When dealing with exact differential equations, a potential function is a pivotal component. This function, often denoted as \( f(x, y) \), serves as an intermediary that consolidates the components of a differential equation. For our problem, the relationship between \( M = \sin y - y \sin x \) and \( N = \cos x + x \cos y - y \) is crucial. They must satisfy the equality \( M_y = N_x \) to confirm that a potential function exists. This equality, \( \cos y - \sin x = \cos y - \sin x \), proves that our equation is indeed exact. Consequently, the potential function \( f(x, y) \) can be constructed to satisfy \( f_x = M \) and \( f_y = N \). In this scenario, we have:

• \( f_x = \sin y - y \sin x \)
• \( f_y = \cos x + x \cos y - y \)

Finding the potential function sets up the pathway to solving the entire differential equation.

Integration plays a key role in uncovering the potential function from its partial derivatives. For this problem, we integrate the expression \( f_x = M = \sin y - y \sin x \) with respect to \( x \). This process results in the function \( f(x, y) = x \sin y + y \cos x + h(y) \). Here, \( h(y) \) is an arbitrary function that accounts for any terms solely dependent on \( y \), which ensures that the integration is complete.

• Integrating \( \sin y - y \sin x \) with respect to \( x \) produces \( x \sin y + y \cos x \).
• \( h(y) \) is an added function of \( y \) that is determined later by matching the original function \( N \).

Through integration, we start constructing the potential function piece by piece, getting closer to the full solution.

Verifying a differential equation involves ensuring the potential function accurately reflects both original functions \( M \) and \( N \). For verification, we differentiate our integrated potential function \( f(x, y) = x \sin y + y \cos x + h(y) \) with respect to \( y \). Achieving \( f_y = x \cos y + \cos x + h'(y) \), we compare this with \( N = \cos x + x \cos y - y \). The matching process reveals:

• The terms \( x \cos y \) and \( \cos x \) match in both expressions.
• This lets us conclude \( h'(y) = -y \), thus ensuring the functions are equivalent upon differentiation.

Differentiation and verification are critical; they ensure our potential function maintains coherence with the initial differential equation provided.
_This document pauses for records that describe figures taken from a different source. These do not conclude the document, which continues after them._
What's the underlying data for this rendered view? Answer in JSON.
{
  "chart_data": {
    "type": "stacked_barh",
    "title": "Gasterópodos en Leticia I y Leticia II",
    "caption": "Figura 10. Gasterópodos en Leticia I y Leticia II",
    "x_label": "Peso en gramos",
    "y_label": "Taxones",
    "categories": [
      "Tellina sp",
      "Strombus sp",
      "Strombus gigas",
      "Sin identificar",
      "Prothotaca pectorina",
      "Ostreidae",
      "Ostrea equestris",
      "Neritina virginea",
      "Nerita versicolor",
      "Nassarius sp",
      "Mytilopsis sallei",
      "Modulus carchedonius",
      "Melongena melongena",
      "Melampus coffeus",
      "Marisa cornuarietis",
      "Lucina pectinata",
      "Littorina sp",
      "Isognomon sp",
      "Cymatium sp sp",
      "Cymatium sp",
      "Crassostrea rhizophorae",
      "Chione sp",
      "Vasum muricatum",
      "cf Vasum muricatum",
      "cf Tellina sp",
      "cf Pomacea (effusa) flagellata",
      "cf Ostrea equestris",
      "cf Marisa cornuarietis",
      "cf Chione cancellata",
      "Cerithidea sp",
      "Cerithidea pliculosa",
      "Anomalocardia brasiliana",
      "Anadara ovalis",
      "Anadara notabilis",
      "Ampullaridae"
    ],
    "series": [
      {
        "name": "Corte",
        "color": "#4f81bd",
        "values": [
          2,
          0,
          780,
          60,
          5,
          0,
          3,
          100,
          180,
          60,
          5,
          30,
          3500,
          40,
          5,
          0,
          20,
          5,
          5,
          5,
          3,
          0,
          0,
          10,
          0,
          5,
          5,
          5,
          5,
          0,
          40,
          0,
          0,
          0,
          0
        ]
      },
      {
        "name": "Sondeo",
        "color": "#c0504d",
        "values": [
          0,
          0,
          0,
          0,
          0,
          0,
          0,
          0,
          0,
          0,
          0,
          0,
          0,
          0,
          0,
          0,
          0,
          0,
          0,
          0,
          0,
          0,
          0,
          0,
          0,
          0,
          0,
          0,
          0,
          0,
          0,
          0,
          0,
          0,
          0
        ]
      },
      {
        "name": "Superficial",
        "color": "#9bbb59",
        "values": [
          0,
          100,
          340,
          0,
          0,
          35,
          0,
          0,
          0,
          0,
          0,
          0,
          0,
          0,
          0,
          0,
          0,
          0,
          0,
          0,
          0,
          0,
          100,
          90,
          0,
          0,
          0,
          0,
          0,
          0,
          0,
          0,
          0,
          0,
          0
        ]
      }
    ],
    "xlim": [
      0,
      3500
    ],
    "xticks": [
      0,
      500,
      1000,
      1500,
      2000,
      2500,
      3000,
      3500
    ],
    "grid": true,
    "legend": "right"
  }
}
The journey through potential functions and verification culminates in the general solution of the exact differential equation. In our exercise, solving for \( h(y) \) results in \( h(y) = -\frac{1}{2}y^2 + C \), where \( C \) serves as an arbitrary constant usually included in the constant of integration. Wrapping up these computations and integrations, we reach the elegant general solution: \( f(x, y) = x \sin y + y \cos x - \frac{1}{2}y^2 = c \). This final equation represents the family of solutions determined by any variation of \( c \). The general solution efficiently encompasses all potential behaviors of the system described by the differential equation. By understanding each step leading to it, students grasp how differential problems transform into complete mathematical representations, encapsulating infinitely many solutions.